Financial Empowerment for Women

Optional Field 4
Article Content In developing countries in particular, a key to improving economic stability is empowering women as entrepreneurs. To that end, microfinance has emerged as a solution that helps women to provide for their families. Microloans are small loans, as little as $25, with which a woman in a developing nation can obtain the goods or products necessary to start a business. For example, a woman might purchase a pair of chickens, and from those she can sell the eggs and raise chicks to develop a flock.

There are organizations which solicit donations from the public; these donations are then used to help women to start businesses and become financially self-sufficient with microloans, or through innovative sponsorship programs.

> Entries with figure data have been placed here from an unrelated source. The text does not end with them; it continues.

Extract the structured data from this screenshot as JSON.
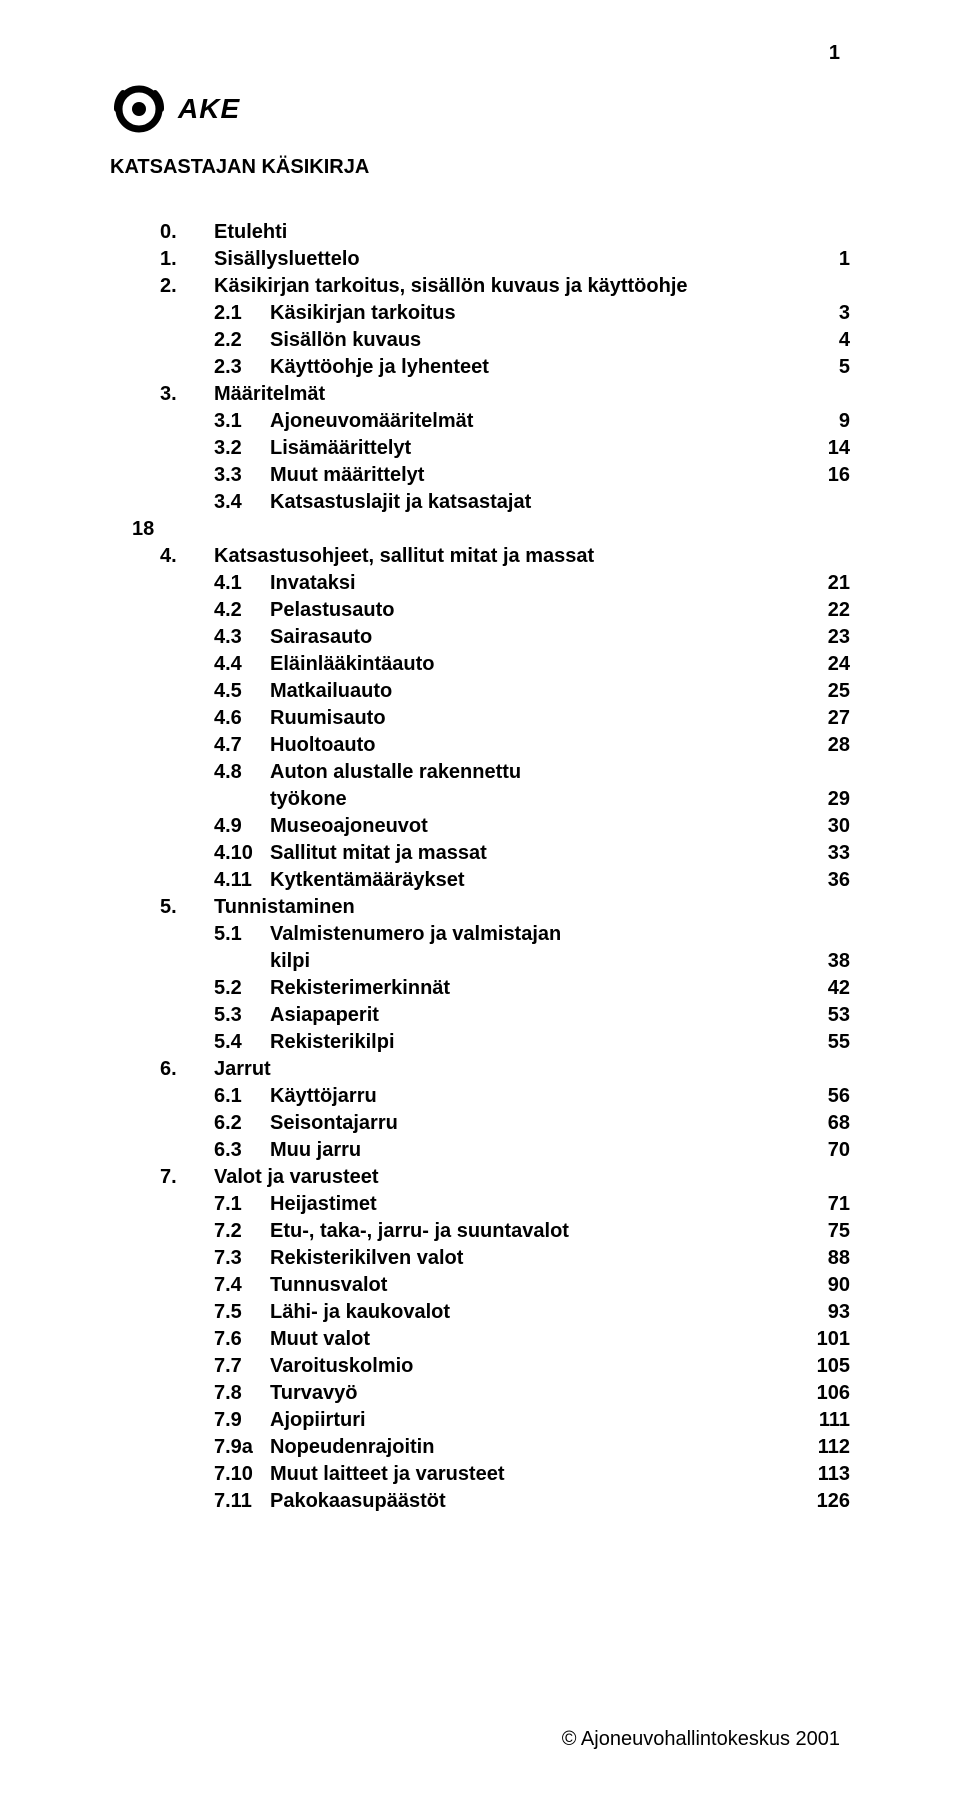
{
  "page_number": "1",
  "logo_text": "AKE",
  "title": "KATSASTAJAN KÄSIKIRJA",
  "special_entry_standalone": "18",
  "toc": [
    {
      "type": "section",
      "num": "0.",
      "label": "Etulehti",
      "page": ""
    },
    {
      "type": "section",
      "num": "1.",
      "label": "Sisällysluettelo",
      "page": "1"
    },
    {
      "type": "section",
      "num": "2.",
      "label": "Käsikirjan tarkoitus, sisällön kuvaus ja käyttöohje",
      "page": ""
    },
    {
      "type": "sub",
      "num": "2.1",
      "label": "Käsikirjan tarkoitus",
      "page": "3"
    },
    {
      "type": "sub",
      "num": "2.2",
      "label": "Sisällön kuvaus",
      "page": "4"
    },
    {
      "type": "sub",
      "num": "2.3",
      "label": "Käyttöohje ja lyhenteet",
      "page": "5"
    },
    {
      "type": "section",
      "num": "3.",
      "label": "Määritelmät",
      "page": ""
    },
    {
      "type": "sub",
      "num": "3.1",
      "label": "Ajoneuvomääritelmät",
      "page": "9"
    },
    {
      "type": "sub",
      "num": "3.2",
      "label": "Lisämäärittelyt",
      "page": "14"
    },
    {
      "type": "sub",
      "num": "3.3",
      "label": "Muut määrittelyt",
      "page": "16"
    },
    {
      "type": "sub",
      "num": "3.4",
      "label": "Katsastuslajit ja katsastajat",
      "page": ""
    },
    {
      "type": "standalone18"
    },
    {
      "type": "section",
      "num": "4.",
      "label": "Katsastusohjeet, sallitut mitat ja massat",
      "page": ""
    },
    {
      "type": "sub",
      "num": "4.1",
      "label": "Invataksi",
      "page": "21"
    },
    {
      "type": "sub",
      "num": "4.2",
      "label": "Pelastusauto",
      "page": "22"
    },
    {
      "type": "sub",
      "num": "4.3",
      "label": "Sairasauto",
      "page": "23"
    },
    {
      "type": "sub",
      "num": "4.4",
      "label": "Eläinlääkintäauto",
      "page": "24"
    },
    {
      "type": "sub",
      "num": "4.5",
      "label": "Matkailuauto",
      "page": "25"
    },
    {
      "type": "sub",
      "num": "4.6",
      "label": "Ruumisauto",
      "page": "27"
    },
    {
      "type": "sub",
      "num": "4.7",
      "label": "Huoltoauto",
      "page": "28"
    },
    {
      "type": "sub",
      "num": "4.8",
      "label": "Auton alustalle rakennettu",
      "page": ""
    },
    {
      "type": "continuation",
      "label": "työkone",
      "page": "29"
    },
    {
      "type": "sub",
      "num": "4.9",
      "label": "Museoajoneuvot",
      "page": "30"
    },
    {
      "type": "sub",
      "num": "4.10",
      "label": "Sallitut mitat ja massat",
      "page": "33"
    },
    {
      "type": "sub",
      "num": "4.11",
      "label": "Kytkentämääräykset",
      "page": "36"
    },
    {
      "type": "section",
      "num": "5.",
      "label": "Tunnistaminen",
      "page": ""
    },
    {
      "type": "sub",
      "num": "5.1",
      "label": "Valmistenumero ja valmistajan",
      "page": ""
    },
    {
      "type": "continuation",
      "label": "kilpi",
      "page": "38"
    },
    {
      "type": "sub",
      "num": "5.2",
      "label": "Rekisterimerkinnät",
      "page": "42"
    },
    {
      "type": "sub",
      "num": "5.3",
      "label": "Asiapaperit",
      "page": "53"
    },
    {
      "type": "sub",
      "num": "5.4",
      "label": "Rekisterikilpi",
      "page": "55"
    },
    {
      "type": "section",
      "num": "6.",
      "label": "Jarrut",
      "page": ""
    },
    {
      "type": "sub",
      "num": "6.1",
      "label": "Käyttöjarru",
      "page": "56"
    },
    {
      "type": "sub",
      "num": "6.2",
      "label": "Seisontajarru",
      "page": "68"
    },
    {
      "type": "sub",
      "num": "6.3",
      "label": "Muu jarru",
      "page": "70"
    },
    {
      "type": "section",
      "num": "7.",
      "label": "Valot ja varusteet",
      "page": ""
    },
    {
      "type": "sub",
      "num": "7.1",
      "label": "Heijastimet",
      "page": "71"
    },
    {
      "type": "sub",
      "num": "7.2",
      "label": "Etu-, taka-, jarru- ja suuntavalot",
      "page": "75"
    },
    {
      "type": "sub",
      "num": "7.3",
      "label": "Rekisterikilven valot",
      "page": "88"
    },
    {
      "type": "sub",
      "num": "7.4",
      "label": "Tunnusvalot",
      "page": "90"
    },
    {
      "type": "sub",
      "num": "7.5",
      "label": "Lähi- ja kaukovalot",
      "page": "93"
    },
    {
      "type": "sub",
      "num": "7.6",
      "label": "Muut valot",
      "page": "101"
    },
    {
      "type": "sub",
      "num": "7.7",
      "label": "Varoituskolmio",
      "page": "105"
    },
    {
      "type": "sub",
      "num": "7.8",
      "label": "Turvavyö",
      "page": "106"
    },
    {
      "type": "sub",
      "num": "7.9",
      "label": "Ajopiirturi",
      "page": "111"
    },
    {
      "type": "sub",
      "num": "7.9a",
      "label": "Nopeudenrajoitin",
      "page": "112"
    },
    {
      "type": "sub",
      "num": "7.10",
      "label": "Muut laitteet ja varusteet",
      "page": "113"
    },
    {
      "type": "sub",
      "num": "7.11",
      "label": "Pakokaasupäästöt",
      "page": "126"
    }
  ],
  "footer": "© Ajoneuvohallintokeskus 2001",
  "colors": {
    "text": "#000000",
    "background": "#ffffff"
  },
  "fonts": {
    "body_family": "Arial",
    "body_size_pt": 15,
    "body_weight": "bold"
  }
}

For example, Women for Women administers a program where interested women can sponsor a woman who has survived a conflict in a country such as the Congo, Rwanda or Bosnia and Herzegovina. The sponsorship program lasts for one year and a monthly donation of $27 makes it possible for recipients to send their children to school, start a business, and buy food and clothes. The funding also is used to provide vocational training to sponsorship recipients. Sponsors can send letters to their “sisters” via the organization’s website.

Kiva is an microlending organization through which individuals can donate funds to help aspiring women entrepreneurs achieve their financial goals. Profiles are posted that explain where a woman lives and what her business venture entails. You can see how much money is needed for her to start her business and make a $25 donation that will help her to start her business. Visitors to Kiva’s website have the option of supporting individuals or groups.

Through these and other inventive programs, women can achieve financial independence, free themselves from poverty and provide their children with educational opportunities that can break the cycle of poverty for future generations.